The Fed's Dilemma

Excerpt from John Makin's latest commentary:

There is a connection between the necessary, rapid easing of monetary policy by the Federal Reserve and the sharp increase in global food and energy prices that is feeding back onto the United States as a contractionary force by reducing real purchasing power. The currency pegs to the dollar of some large, rapidly growing countries, including China, Russia, and Brazil, in effect make the Federal Reserve the central bank of those countries. Steep cuts in interest rates by the Federal Reserve to help cushion the impact of the bursting of the housing bubble have created a huge inflow of funds in search of returns to these same emerging market countries, as well as India and Middle Eastern oil exporters. The attempt to peg their currencies to the dollar forces those countries to produce rapid increases in liquidity that, in turn, stimulate demand growth for food and energy products. So by pegging their currencies to the dollar, those countries are forcing more adjustment in the United States to higher energy prices. The more the Fed eases to accommodate credit strains in the U.S. economy, the more money floods abroad into emerging market countries and pushes up their energy prices. Beyond that, energy prices are held below market levels by governments such as that of China so that as their economies grow more rapidly, the demand for energy expands even faster without any discipline from higher prices, and so inflation in other sectors rises. The estimated effective oil price inside China is about $60 a barrel--half the full international market price. Rapidly rising inflation and accommodating central banks have resulted in negative real interest rates in most emerging countries--a further spur to more inflation. The corollary is that energy prices have to rise more in the United States in order to slow the global growth of demand for food and energy products.

Higher food and energy prices feed back negatively onto U.S. and developed economies in two ways. The higher inflation hurts the terms of trade of the developed countries and compresses real wages and profits. U.S. real wage growth has already dropped below zero, while profit compression is becoming more intense as U.S. companies, facing higher input costs, are unable to pass on the higher costs through price increases in a slowing U.S. economy.

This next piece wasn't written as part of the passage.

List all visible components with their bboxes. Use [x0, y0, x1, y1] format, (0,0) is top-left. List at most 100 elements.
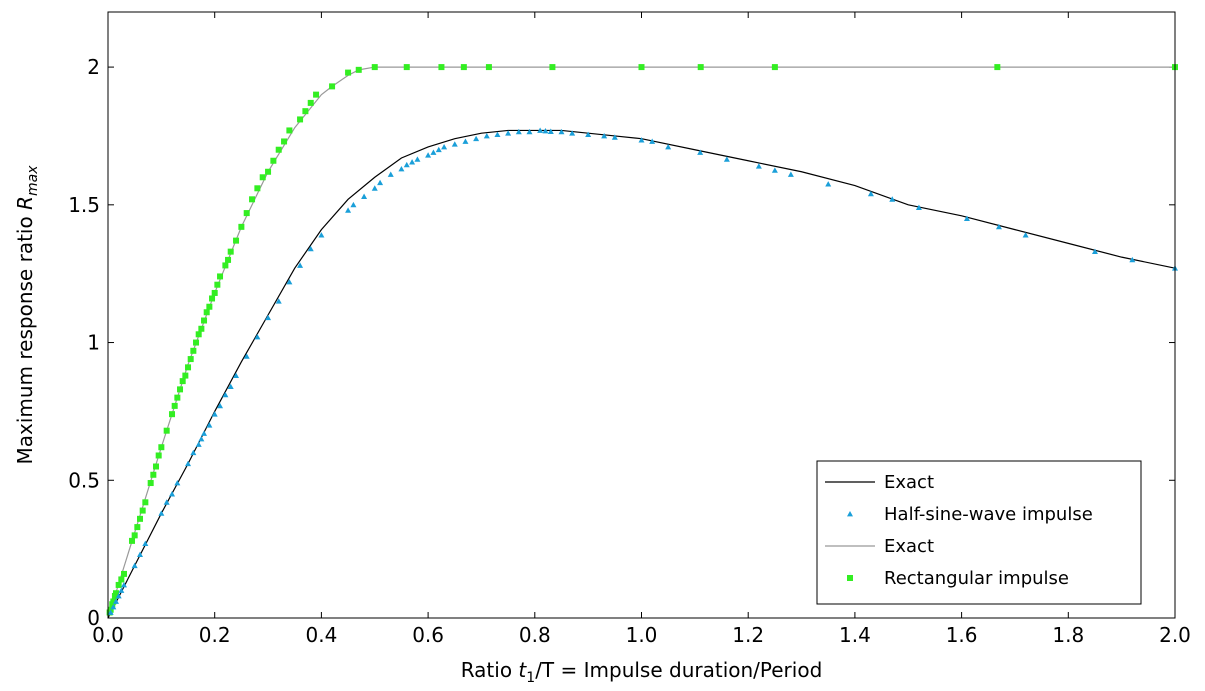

The second negative impact of the stimulative policies to ease the credit crisis arises from the commitment of central banks in developed countries to resist infla-tion pressure. The Fed, after its April 30 reduction ofthe federal funds rate to 2 percent, with two dissenting votes in the Open Market Committee against that rate cut, has already signaled a desire to stop easing in the face of higher inflation pressures from higher food and energy prices. The determination of the European Central Bank, the Bank of England, and the Bank of Japan to resist higher energy prices has also been clearly stated.